I'm trying to fill in the gaps in my knowledge of simplifying rational expressions using conjugates, but this one stumps me. Given $\tan(\frac{\pi}{4}-\frac{\pi}{6})$, I can work the formula down to:
$$\frac{9-3\sqrt{3}}{9+3\sqrt{3}}$$
Then I attempt to multiply top and bottom by the denominator's conjugate $9-3\sqrt{3}$, only to get something like:
$$\frac{-27\sqrt{3}-27\sqrt{3}+108}{54}$$
which of course is wrong. The correct answer should be $2-\sqrt{3}$. Thanks in advance for any help. I simply can't figure out where my distribution is going wrong...

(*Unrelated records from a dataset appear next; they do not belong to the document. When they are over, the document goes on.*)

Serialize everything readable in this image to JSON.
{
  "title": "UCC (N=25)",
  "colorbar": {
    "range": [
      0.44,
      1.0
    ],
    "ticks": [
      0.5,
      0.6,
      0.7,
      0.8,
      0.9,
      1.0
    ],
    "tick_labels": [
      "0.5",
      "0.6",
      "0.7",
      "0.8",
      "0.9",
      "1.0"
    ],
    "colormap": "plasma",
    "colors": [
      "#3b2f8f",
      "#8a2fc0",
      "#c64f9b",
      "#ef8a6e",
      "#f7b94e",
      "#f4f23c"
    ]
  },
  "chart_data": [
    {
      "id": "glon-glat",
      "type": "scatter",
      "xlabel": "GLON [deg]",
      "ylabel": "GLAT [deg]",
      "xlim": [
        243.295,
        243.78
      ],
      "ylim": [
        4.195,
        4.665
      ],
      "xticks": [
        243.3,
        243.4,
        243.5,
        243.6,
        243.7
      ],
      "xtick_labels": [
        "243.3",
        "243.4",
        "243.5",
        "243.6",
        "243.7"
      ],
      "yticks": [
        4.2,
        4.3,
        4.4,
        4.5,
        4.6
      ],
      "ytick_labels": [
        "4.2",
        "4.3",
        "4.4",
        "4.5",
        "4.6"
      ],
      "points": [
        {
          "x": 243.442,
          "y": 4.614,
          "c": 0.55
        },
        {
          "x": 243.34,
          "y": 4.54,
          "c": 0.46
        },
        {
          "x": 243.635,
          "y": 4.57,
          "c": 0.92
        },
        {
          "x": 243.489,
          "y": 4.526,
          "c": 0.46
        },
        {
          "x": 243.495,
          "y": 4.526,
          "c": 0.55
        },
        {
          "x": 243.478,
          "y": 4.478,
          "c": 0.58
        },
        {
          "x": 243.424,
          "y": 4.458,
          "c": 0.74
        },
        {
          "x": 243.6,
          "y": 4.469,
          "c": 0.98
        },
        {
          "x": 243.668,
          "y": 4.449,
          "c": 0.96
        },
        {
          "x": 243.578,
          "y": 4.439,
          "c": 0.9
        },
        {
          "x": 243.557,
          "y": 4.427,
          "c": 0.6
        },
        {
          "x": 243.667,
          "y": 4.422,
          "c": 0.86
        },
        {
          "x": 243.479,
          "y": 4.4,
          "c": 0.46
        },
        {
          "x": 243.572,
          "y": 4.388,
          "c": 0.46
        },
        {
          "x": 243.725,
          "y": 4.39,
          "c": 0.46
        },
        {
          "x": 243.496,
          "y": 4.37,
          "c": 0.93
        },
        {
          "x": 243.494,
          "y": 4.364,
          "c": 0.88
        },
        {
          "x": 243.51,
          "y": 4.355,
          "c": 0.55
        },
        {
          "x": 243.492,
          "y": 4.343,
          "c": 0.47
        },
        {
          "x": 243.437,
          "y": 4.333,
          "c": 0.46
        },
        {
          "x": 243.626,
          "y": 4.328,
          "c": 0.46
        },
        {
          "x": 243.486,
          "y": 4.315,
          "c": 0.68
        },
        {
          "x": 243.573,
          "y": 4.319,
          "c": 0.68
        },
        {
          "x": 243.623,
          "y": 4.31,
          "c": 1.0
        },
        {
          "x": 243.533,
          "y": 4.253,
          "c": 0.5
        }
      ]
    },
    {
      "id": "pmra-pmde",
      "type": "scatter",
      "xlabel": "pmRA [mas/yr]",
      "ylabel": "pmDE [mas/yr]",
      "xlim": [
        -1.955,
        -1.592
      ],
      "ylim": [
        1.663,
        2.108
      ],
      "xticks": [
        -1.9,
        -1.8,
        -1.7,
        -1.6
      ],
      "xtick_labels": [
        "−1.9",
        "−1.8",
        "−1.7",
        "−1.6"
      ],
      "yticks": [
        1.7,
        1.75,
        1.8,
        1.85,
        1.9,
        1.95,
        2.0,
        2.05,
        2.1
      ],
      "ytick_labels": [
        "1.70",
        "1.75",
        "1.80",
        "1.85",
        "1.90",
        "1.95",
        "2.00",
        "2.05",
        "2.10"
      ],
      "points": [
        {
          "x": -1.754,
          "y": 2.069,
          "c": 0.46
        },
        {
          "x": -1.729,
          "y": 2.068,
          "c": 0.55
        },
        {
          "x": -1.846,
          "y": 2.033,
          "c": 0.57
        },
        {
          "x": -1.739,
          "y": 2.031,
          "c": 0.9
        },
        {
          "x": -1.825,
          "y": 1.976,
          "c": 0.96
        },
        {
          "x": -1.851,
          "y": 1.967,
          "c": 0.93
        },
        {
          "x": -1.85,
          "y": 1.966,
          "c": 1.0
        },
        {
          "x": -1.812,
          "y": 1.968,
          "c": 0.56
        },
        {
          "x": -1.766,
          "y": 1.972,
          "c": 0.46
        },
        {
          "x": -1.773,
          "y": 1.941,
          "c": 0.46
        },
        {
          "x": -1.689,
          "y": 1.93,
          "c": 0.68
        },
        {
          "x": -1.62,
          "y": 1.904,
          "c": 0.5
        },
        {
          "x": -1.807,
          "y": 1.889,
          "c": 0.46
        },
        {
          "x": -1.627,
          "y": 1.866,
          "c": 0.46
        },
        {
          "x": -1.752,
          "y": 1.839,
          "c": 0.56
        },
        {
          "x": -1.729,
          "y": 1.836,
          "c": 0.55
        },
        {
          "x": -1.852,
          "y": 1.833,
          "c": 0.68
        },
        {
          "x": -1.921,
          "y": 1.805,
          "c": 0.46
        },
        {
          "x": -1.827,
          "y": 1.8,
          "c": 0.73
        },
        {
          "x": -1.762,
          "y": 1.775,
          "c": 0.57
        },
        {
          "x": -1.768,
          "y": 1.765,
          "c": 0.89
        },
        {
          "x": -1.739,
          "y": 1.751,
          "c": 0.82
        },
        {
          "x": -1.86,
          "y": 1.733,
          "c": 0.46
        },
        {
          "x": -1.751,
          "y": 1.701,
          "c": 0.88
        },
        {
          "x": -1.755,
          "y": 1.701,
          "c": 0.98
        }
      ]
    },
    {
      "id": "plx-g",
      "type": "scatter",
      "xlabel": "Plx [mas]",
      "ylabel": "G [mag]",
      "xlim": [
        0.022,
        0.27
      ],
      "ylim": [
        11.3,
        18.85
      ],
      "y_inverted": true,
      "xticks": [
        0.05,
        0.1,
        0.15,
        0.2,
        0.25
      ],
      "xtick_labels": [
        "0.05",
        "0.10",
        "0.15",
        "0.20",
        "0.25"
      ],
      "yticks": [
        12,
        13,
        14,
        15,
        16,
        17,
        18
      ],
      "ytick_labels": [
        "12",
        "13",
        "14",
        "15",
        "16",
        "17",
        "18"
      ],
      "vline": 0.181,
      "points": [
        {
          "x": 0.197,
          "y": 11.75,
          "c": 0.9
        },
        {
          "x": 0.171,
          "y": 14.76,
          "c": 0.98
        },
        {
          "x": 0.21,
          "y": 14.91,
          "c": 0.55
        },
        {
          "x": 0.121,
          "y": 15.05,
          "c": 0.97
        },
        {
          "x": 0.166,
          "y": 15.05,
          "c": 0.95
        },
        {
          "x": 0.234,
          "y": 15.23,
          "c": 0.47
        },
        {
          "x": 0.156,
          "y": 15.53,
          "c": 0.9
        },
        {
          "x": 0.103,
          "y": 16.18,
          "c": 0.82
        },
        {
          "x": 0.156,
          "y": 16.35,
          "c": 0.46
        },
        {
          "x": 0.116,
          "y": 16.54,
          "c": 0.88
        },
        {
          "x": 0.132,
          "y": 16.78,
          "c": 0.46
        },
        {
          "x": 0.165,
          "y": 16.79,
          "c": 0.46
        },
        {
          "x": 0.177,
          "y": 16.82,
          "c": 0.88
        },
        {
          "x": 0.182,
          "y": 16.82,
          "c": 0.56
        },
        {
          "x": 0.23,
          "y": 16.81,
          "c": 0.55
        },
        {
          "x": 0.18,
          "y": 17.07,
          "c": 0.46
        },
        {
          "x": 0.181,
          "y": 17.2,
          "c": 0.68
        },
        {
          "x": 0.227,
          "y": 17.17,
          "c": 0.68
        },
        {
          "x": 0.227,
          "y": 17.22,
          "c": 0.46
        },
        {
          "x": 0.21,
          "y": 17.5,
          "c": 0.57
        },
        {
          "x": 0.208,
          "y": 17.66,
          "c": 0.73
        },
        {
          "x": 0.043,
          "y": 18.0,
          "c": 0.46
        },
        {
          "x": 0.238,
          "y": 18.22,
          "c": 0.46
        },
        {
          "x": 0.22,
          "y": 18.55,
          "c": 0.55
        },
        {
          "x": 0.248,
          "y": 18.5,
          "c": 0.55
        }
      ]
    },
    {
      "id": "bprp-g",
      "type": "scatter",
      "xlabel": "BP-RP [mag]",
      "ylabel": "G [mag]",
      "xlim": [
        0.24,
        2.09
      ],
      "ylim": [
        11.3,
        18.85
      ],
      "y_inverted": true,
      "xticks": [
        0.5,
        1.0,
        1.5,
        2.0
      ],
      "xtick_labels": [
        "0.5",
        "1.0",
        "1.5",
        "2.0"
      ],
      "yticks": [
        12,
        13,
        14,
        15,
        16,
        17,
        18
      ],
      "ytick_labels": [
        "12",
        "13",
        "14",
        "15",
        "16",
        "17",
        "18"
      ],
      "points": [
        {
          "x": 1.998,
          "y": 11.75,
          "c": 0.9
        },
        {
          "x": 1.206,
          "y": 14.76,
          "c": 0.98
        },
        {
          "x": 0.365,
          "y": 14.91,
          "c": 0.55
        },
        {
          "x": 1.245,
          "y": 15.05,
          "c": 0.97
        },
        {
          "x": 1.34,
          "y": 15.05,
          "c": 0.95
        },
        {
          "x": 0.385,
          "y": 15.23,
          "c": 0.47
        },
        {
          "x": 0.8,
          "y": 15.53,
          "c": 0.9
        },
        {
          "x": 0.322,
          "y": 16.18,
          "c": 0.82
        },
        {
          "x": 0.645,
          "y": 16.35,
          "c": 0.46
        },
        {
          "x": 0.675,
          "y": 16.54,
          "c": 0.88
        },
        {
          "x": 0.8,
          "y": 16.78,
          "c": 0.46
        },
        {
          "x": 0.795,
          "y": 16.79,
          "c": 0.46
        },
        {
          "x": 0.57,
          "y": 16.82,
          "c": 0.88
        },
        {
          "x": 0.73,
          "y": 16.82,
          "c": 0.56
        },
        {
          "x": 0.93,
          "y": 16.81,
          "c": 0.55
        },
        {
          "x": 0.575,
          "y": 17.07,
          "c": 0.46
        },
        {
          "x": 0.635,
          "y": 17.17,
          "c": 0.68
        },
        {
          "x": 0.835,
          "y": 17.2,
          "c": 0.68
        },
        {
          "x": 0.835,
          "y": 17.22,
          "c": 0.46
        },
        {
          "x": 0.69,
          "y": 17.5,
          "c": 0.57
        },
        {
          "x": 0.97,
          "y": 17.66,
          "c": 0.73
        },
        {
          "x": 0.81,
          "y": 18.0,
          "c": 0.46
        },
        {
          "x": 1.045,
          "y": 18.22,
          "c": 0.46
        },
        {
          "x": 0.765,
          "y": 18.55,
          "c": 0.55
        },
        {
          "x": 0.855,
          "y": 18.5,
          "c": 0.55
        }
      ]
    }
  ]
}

The arithmetic will be simpler if we immediately cancel a $3$. Even better is to cancel a $3\sqrt{3}$. If we do that, we get $$\frac{\sqrt{3}-1}{\sqrt{3}+1}.$$ Multiply top and bottom by $\sqrt{3}-1$. At the bottom we get $2$. At the top, we get $(\sqrt{3}-1)^2$, which is $3-2\sqrt{3}+1$, that is, $4-2\sqrt{3}$. finally, divide by $2$.
Remark: Your answer was not wrong. You got $\frac{108-54\sqrt{3}}{54}$. This is $\frac{108}{54}-\frac{54\sqrt{3}}{54}$, which is $2-\sqrt{3}$.
For the original problem, it would have been easier to use the formula $$\tan(x-y)=\frac{\tan x-\tan y}{1+\tan x\tan y},$$ a mild variant of the more familiar $\tan(x+y)=\frac{\tan x+\tan y}{1-\tan x\tan y}$.